Sunday, May 08, 2005

Back to the big City

After a month in the solitude of Montana, were it not for my family, it would have been very difficult to return to Dallas. Even with the cold and unsettled winter like weather in the canyon where our new home is rising out of the ground, the beauty, peace, and solitude is so vastly different than the bustling city that it makes my soul long to linger.

On the other hand, a month away from my family was not easy either. It is kind of funny, I used to travel all over the world for weeks at a time and while I missed them, I guess I had convinced myself that what I was doing for the "company" was important enough to separate me from my family. Why is it that? I didn't marry the company, I didn't create children with the company, yet often I placed a higher priority on it's needs than on that of my own family. This time the separation was really for the benefit of our family's future and while I loved being in Montana, I missed them more than ever. I think that is because I am no longer distracted from what is most important in my life.

Upon returning to the city, I learned that the culling at my former company is still in progress. Several more of my former associates and friends have been released. It is all a part of a scenario that, were it not that it is happening to what was my former life's work, would be intriguing as it appears to be a movie in the making. It has all the critical components. There is now even a battle for control of the company between the current chairman and a billionaire investor who wants control of what he feels has been badly mishandled over the past year. Looking on the surface, on can certainly see his point. A failed bid to purchase the major competitor that resulted in the merger of the number two and three competitors making them even stronger. A lackluster attempt to overtake an online competitor who in the past couple of years has rocked the industry and established themselves as the major competitor of the future. A swing from a $155,000,000 profit in the first quarter of last year to a loss of $55,000,000 last quarter and a complete halt to 18 years of consistent tremendous growth that made the company the worldwide icon it is. It is no wonder someone thinks the company has been mismanaged. On top of all this, the chairman took compensation and bonus along with stock options that were, in the words of the billionaire investor, "unconscionable". Let's just leave it at that, knowing that those bonuses and options could have more than paid for all the job cuts at the company last year. But after all, it is a corporation, not a family. Boy were my priorities misdirected.
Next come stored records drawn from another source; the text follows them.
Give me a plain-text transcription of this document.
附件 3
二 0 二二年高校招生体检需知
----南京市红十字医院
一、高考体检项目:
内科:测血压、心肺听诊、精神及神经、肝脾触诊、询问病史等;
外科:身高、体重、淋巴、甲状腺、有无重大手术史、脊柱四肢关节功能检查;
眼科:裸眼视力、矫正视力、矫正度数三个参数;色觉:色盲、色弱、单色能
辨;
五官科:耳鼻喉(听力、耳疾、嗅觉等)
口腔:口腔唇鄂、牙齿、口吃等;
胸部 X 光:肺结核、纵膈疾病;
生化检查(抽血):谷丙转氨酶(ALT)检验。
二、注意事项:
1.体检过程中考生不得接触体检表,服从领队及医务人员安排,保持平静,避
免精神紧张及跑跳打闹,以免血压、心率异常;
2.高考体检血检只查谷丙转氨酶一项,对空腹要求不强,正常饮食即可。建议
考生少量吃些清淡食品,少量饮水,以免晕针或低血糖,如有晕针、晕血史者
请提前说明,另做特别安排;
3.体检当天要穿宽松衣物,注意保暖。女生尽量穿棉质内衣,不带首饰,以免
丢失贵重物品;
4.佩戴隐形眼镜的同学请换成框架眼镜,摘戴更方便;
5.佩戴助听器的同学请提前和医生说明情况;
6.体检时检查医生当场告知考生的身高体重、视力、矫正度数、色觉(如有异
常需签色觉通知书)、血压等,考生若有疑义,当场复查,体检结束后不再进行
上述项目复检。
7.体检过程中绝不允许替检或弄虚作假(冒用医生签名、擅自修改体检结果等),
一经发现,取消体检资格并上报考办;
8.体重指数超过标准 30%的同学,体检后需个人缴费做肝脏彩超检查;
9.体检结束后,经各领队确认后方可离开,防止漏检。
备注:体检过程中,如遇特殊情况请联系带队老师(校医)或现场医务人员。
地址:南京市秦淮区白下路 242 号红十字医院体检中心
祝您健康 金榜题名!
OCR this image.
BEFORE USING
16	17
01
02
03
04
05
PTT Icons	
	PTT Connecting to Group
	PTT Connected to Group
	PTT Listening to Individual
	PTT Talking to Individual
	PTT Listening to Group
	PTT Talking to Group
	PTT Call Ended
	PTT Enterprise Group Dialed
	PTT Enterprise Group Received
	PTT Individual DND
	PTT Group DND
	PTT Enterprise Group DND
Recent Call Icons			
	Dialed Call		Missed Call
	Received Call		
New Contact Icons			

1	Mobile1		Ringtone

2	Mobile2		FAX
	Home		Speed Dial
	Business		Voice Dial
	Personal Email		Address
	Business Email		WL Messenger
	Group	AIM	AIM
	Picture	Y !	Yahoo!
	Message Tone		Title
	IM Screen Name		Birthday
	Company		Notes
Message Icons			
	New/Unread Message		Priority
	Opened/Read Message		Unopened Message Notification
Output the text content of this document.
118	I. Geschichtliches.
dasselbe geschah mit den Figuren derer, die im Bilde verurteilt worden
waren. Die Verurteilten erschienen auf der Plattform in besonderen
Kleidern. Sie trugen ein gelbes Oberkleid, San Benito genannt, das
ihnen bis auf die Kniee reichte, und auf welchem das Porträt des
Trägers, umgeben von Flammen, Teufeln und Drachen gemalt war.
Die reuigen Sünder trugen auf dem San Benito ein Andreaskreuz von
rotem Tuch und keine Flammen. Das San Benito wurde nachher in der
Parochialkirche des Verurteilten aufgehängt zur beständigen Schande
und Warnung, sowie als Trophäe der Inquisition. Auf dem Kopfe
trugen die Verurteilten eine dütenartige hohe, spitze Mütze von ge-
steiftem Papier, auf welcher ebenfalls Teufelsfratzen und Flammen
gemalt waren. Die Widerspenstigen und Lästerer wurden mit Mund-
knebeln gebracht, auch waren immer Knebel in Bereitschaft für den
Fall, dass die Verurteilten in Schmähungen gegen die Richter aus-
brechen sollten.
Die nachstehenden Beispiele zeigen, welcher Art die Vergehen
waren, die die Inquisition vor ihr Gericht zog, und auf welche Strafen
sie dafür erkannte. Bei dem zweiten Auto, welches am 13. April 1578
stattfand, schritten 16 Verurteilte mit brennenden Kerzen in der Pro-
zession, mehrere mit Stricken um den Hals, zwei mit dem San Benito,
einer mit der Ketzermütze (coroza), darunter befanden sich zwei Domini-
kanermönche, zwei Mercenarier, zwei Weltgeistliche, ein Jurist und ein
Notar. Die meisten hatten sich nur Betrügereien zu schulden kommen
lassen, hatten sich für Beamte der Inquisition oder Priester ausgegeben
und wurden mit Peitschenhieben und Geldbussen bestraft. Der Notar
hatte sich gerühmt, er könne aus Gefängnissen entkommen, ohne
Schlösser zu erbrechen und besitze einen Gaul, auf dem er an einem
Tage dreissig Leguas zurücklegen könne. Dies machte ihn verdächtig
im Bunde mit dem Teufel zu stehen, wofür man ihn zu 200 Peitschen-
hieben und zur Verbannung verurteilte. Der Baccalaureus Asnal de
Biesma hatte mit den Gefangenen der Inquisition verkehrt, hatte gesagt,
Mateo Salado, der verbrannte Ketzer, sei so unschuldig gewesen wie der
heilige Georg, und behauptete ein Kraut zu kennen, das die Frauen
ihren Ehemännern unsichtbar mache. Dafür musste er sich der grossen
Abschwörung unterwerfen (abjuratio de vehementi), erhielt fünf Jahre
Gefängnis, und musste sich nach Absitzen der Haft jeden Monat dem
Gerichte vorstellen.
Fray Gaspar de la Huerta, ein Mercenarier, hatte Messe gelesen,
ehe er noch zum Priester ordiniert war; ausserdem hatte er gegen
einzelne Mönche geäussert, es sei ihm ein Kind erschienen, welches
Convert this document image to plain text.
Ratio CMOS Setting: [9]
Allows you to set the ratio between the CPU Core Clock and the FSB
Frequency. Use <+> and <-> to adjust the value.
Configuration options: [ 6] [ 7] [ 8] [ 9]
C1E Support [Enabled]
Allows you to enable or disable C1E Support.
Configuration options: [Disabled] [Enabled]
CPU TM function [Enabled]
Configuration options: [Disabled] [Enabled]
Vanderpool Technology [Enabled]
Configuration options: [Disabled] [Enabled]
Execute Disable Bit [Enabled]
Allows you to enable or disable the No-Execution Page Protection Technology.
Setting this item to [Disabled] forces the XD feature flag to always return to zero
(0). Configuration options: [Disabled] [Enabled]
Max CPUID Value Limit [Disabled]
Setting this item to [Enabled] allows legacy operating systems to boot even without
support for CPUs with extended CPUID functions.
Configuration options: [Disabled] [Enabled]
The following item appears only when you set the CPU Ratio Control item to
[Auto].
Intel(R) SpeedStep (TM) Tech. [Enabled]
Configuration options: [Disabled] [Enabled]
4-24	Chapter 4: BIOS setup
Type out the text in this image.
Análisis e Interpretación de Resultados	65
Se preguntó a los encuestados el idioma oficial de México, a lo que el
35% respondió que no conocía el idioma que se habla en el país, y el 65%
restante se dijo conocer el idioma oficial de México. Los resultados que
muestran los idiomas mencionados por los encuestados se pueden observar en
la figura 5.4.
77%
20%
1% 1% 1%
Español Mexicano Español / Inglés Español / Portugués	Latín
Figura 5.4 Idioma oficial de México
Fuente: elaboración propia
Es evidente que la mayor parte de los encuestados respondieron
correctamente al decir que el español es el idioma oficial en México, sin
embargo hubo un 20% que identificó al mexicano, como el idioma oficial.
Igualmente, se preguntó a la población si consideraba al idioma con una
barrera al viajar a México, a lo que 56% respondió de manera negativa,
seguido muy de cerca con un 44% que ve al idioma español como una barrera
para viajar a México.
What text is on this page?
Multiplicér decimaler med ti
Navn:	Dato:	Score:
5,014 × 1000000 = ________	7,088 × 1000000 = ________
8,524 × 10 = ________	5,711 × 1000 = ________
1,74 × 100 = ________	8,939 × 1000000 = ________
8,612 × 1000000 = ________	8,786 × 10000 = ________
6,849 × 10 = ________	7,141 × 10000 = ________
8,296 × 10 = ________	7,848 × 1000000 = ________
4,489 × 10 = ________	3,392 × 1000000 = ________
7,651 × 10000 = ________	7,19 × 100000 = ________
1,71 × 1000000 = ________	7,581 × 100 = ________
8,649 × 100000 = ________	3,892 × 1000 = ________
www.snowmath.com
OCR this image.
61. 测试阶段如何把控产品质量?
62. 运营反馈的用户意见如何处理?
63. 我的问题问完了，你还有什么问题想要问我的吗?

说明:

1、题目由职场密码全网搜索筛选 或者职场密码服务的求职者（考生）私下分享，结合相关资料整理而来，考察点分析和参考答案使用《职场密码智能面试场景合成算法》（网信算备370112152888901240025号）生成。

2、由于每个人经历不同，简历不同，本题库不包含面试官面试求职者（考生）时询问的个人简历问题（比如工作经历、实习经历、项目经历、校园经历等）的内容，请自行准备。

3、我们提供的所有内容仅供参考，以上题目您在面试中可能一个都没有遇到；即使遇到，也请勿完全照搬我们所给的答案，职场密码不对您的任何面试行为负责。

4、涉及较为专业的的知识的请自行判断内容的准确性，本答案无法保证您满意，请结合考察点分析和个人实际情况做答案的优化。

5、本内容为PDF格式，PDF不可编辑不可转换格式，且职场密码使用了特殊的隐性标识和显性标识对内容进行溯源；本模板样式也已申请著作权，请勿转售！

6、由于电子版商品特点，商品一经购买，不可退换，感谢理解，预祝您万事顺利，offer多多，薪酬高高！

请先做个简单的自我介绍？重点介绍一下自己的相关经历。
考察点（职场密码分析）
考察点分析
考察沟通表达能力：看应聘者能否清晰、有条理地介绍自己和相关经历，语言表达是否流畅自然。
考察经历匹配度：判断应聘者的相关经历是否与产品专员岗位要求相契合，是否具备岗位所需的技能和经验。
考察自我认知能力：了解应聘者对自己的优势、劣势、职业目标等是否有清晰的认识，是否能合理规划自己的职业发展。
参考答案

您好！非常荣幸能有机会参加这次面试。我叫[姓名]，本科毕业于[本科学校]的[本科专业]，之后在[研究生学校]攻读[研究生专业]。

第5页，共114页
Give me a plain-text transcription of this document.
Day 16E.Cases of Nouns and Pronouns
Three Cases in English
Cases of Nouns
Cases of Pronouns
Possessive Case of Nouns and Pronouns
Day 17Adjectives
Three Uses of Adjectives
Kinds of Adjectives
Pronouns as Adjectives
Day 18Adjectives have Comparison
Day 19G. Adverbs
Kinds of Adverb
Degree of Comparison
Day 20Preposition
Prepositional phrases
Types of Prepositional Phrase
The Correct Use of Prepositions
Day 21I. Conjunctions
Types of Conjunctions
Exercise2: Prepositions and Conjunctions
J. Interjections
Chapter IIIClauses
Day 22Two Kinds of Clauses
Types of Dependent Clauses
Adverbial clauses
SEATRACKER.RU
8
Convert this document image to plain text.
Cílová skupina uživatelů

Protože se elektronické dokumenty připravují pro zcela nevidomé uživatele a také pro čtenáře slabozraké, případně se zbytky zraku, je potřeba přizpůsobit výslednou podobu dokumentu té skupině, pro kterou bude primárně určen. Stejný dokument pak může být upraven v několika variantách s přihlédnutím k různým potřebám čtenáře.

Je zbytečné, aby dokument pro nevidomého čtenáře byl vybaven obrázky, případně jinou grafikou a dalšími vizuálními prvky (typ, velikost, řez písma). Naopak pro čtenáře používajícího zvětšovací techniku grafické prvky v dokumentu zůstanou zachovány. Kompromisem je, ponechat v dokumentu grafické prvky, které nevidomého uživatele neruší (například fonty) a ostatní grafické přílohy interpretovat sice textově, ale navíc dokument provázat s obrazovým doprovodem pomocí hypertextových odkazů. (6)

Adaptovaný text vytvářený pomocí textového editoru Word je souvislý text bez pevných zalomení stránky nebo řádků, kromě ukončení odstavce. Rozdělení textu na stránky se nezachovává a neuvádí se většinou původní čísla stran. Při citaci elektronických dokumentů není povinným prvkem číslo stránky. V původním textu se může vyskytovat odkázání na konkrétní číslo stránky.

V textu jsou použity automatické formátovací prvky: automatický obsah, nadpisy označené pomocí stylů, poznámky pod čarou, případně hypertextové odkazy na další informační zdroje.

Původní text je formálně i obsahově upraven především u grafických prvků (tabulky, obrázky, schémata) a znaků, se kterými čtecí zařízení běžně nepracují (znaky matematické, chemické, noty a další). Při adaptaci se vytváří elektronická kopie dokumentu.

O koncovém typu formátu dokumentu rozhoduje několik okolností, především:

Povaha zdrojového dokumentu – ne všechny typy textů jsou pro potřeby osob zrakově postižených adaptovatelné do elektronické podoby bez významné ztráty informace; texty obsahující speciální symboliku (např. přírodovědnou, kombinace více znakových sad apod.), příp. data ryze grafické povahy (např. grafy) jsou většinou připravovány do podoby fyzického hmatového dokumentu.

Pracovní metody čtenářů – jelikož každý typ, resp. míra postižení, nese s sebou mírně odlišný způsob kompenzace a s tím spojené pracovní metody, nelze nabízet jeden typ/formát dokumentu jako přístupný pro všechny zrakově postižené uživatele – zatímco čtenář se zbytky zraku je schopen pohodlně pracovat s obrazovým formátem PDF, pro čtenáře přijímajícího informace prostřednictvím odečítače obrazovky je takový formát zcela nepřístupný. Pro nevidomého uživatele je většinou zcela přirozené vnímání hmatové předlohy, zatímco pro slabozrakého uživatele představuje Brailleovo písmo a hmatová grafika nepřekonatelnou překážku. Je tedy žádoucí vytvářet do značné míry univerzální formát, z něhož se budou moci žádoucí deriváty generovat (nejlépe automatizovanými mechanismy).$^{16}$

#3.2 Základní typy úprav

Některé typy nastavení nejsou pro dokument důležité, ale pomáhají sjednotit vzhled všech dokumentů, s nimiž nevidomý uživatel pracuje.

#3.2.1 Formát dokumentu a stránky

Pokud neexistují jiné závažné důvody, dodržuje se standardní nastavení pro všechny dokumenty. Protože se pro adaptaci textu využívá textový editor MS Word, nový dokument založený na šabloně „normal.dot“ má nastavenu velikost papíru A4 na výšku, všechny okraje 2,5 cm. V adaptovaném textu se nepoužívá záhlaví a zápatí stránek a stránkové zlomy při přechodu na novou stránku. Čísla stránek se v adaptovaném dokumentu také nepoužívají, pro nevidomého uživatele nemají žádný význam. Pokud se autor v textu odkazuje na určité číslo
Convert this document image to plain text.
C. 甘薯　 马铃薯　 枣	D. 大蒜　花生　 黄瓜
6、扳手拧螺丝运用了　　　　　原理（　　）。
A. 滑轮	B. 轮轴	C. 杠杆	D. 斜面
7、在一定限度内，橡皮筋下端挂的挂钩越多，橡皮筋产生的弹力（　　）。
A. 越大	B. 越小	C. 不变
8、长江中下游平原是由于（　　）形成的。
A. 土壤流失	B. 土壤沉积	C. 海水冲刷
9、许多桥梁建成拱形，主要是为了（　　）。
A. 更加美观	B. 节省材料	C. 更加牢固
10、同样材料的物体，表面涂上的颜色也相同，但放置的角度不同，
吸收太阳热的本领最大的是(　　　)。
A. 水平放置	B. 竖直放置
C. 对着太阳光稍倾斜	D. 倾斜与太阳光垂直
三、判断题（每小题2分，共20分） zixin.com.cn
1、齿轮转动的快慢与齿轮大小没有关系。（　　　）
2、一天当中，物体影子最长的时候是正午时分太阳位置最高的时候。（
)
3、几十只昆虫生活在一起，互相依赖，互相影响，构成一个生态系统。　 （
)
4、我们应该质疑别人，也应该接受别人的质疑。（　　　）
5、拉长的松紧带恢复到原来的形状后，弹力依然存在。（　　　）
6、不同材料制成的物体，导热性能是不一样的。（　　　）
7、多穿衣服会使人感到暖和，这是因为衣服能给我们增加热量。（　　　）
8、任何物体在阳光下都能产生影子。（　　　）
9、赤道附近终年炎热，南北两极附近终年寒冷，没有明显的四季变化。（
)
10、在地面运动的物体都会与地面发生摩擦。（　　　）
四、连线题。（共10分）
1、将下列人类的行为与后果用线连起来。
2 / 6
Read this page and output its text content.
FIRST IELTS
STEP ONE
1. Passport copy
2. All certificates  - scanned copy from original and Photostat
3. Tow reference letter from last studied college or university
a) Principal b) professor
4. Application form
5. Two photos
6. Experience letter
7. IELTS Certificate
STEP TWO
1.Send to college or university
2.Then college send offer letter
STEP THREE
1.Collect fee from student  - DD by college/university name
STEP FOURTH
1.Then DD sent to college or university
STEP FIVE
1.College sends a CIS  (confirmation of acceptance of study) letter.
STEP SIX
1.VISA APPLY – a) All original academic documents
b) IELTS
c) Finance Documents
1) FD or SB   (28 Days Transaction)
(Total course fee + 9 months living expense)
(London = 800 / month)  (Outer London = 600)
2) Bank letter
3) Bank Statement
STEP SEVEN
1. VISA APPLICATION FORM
Back to reality, my current reality that is. It is nice to be with my family again. Even if it is here in the city. A couple of more months and hopefully we will depart from here to Montana forever. All that is left is to sell our home. Until then, I will be splitting my time between here and there, dismantling a former life here and building a better future for our family there.

For the first time since we have been married, there is becoming a sense of permanence to where we are moving. In the past, we have always moved with the understanding that it was somewhat temporary. You do things differently when you perceive it as permanent. Details that were unimportant previously become important yet items that just needed to be complete in past residences become a part of the future being built so rather than hurrying their completion, they become part of the detail that even if not complete when we move, they will be part of the future reality so taking time to do it right makes short term inconveniences more palatable. It is a very different perspective. One that is lost in the corporate world of today where achievement is measured in days and months, years at the most, not in lifetimes, and certainly not in the growth of an individual or family.

It was six months from my corporate d-day yesterday. I only know that because I foolishly programmed a reminder in my PDA after it happened. Six months, what a difference. Six months of separation from the corporate jungle and six months of healing the soul, moving toward the last best place and our new life. It has been a good six months.